Honest concession: rough edges remain in long-form fiction generation. The frame applies to capability-led workflow design, not blind upgrade.
· Ethan Mollick, Sign of the Future: GPT-5.5, https://www.oneusefulthing.org/p/sign-of-the-future-gpt-55, 2026-04-23
Signals
- A standing quarterly re-baseline task strips workarounds when their justification disappears.
- Workflow specs name the capability target separately from the model used to deliver it.
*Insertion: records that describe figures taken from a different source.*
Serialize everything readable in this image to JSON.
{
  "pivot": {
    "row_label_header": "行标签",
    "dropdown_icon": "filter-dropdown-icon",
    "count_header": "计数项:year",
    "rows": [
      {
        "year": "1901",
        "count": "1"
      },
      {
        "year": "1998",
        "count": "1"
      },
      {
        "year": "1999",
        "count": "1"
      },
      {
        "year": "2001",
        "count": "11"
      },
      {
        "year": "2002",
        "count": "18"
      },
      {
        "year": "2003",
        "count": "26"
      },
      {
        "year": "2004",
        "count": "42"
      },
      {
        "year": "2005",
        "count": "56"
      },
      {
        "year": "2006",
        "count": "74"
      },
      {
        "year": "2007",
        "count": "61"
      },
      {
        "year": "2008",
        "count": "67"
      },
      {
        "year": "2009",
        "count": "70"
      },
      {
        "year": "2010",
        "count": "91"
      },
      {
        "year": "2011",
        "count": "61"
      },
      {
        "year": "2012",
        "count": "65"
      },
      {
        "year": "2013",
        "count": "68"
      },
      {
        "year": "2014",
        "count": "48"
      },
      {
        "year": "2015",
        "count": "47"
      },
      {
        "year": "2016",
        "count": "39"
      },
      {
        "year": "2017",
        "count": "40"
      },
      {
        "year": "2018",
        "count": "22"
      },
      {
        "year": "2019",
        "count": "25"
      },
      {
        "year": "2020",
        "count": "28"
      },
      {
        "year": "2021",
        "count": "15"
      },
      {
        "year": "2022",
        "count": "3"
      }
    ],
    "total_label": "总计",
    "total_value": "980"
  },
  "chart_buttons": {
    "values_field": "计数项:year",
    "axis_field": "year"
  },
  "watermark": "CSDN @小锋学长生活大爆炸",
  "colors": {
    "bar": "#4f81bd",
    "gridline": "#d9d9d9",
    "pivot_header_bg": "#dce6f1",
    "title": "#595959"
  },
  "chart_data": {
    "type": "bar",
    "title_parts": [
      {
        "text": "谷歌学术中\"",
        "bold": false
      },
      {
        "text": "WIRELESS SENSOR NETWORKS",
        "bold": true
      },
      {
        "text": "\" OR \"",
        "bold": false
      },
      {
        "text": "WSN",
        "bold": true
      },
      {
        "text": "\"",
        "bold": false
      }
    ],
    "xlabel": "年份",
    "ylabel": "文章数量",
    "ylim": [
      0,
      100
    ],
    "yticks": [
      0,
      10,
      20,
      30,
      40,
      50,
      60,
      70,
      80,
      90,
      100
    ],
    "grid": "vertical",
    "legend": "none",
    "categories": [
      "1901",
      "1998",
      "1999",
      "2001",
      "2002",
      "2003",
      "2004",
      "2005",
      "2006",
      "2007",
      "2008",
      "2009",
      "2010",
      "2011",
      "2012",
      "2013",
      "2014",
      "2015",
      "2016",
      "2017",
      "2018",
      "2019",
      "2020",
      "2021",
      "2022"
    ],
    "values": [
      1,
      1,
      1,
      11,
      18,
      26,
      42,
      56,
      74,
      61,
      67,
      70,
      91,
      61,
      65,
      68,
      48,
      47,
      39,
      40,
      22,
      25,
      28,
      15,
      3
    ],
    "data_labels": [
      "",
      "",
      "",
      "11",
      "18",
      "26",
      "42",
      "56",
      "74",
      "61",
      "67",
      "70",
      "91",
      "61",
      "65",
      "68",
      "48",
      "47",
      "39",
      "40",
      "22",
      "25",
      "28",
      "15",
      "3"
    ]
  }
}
- New-model arrivals trigger a structured eval pass, not panic re-tooling.
Counter-evidence
Frequent re-baselining costs operator time and can destabilize workflows that depend on consistent behavior. For high-stakes regulated workflows, pinning to a known model snapshot is the safer move. The cadence (quarterly) is a default, not a universal.
Cross-references
- Build for the model six months out, the current model will eat your scaffolding, Anthropic's parallel framing.
- When a new model lands, re-read the system prompt and remove crutches, companion: strip the workaround when the model catches up.
- Treat `.claude/` as a deployable artifact with versioning and rollback, Huryn's config-layer hygiene that makes re-baselining tractable.